I would like to thank all our parishioners who made this year deeply spiritual for one another. The Rev. Claire Mis, Deacon has certainly been an inspiration to all of us. Fr. James Reiss, our curate, has brought energy, enthusiasm, and a deep love of Jesus Christ to our community. Our Morning Prayer group met every weekday at 9 AM (260 times in 2022) and has prayed for our friends, neighbors, and for all in need. Prayer is the foundation of everything we do at St. John’s. Thank you for your leadership, your generosity, your ministry, and your continued faith in Jesus Christ. We are very blessed by your presence. I would also like to thank Coral, who has done an outstanding job as our administrator, Alex our talented musician and choir director, Jenni, our St. John’s Nursery School Director, and our wardens, Rob and Sean, who have led this parish with our vestry and committee chairs. May God continue to bless your ministries!
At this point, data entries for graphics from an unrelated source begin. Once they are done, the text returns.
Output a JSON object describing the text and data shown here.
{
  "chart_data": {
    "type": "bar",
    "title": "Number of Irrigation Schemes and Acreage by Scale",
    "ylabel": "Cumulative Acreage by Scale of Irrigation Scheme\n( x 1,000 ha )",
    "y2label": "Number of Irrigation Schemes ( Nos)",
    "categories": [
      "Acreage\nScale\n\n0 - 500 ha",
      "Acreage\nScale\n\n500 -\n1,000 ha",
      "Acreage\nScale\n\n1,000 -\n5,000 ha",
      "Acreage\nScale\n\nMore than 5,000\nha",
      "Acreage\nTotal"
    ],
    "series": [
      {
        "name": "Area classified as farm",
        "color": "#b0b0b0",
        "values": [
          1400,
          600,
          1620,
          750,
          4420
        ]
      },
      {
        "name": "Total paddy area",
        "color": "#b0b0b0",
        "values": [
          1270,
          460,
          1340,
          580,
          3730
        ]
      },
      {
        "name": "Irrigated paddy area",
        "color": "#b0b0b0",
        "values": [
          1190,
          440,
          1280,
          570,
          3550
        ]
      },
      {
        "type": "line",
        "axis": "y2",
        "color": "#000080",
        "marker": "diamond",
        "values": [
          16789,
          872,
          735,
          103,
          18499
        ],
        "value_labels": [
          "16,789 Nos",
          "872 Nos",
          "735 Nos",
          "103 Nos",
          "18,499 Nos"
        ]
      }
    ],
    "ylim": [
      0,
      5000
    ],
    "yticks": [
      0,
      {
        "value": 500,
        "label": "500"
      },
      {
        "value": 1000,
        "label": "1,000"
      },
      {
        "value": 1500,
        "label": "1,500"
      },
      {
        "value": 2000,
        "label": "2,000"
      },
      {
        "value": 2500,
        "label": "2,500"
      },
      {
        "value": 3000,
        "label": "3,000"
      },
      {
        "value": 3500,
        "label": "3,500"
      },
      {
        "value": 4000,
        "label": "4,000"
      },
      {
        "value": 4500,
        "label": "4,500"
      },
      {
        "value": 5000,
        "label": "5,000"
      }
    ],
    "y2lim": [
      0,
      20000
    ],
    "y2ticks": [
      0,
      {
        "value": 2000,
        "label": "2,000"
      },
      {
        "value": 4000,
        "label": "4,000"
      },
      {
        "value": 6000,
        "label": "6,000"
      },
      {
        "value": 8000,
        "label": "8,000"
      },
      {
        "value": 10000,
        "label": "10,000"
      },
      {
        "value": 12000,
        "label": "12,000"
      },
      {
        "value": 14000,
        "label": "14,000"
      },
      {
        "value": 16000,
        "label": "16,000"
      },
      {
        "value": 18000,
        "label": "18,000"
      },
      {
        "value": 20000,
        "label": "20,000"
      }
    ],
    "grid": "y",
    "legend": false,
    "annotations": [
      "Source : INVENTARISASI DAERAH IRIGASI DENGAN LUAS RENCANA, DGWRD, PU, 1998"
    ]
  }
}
This week our service times on Sunday are 8:00am and 10:00am and we will have our annual meeting after the late service in person only! We will elect one warden and four vestry members. Our theme for this year’s Annual. Please live out your Baptismal Covenant by coming to church, worshiping with us on zoom, helping those in need in our community, donating to our Thrift Shop, volunteering in our Thrift Shop, striving for justice by supporting our racial reconciliation and social justice committee, and getting involved in a ministry of St. John’s such as our Altar Guild.
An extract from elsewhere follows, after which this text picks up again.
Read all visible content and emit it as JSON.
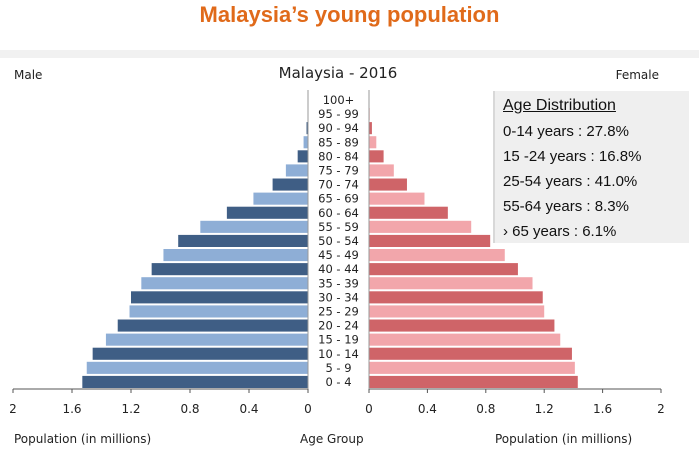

I ask each committee to personally invite new members to join their group. If you are a new member or would like to help out please consider joining our Altar Guild, Thrift Shop, EFM, Racial Reconciliation and Justice Committee, HiHi, ECW, Lay Eucharistic Ministers, Youth Group, Christian Education, Readers, Spirituality Group, Nursery School Steering Committee, Ushers, Lay Eucharistic Visitors, Prayer Shawl Ministry, St. Hilda’s Guild, Laundry Love, or one of our other committees. Our mission team met this week to prepare for our trip to Puerto Rico in April. We are also planning a trip to Iona, Scotland in late September. This will be a restful and wonderful pilgrimage with Leslie Valentine. We still have 2 spots open!!
Our Sunday school starts at 9:45am and we will have confetti cake and ice cream cake after class. 1st Communion classes are beginning on Thursday, March 2nd at 5:00 and 1st Communion will be April 16th at the 10:00 service. Next Week, February 12th is the Souper Bowl of Caring and our Youth Group is collecting donations to fight hunger in the Huntington Community. If you are interested in volunteering for the Thrift shop on Tuesdays, Thursdays or Saturdays, please drop by on one of those days from 12-3.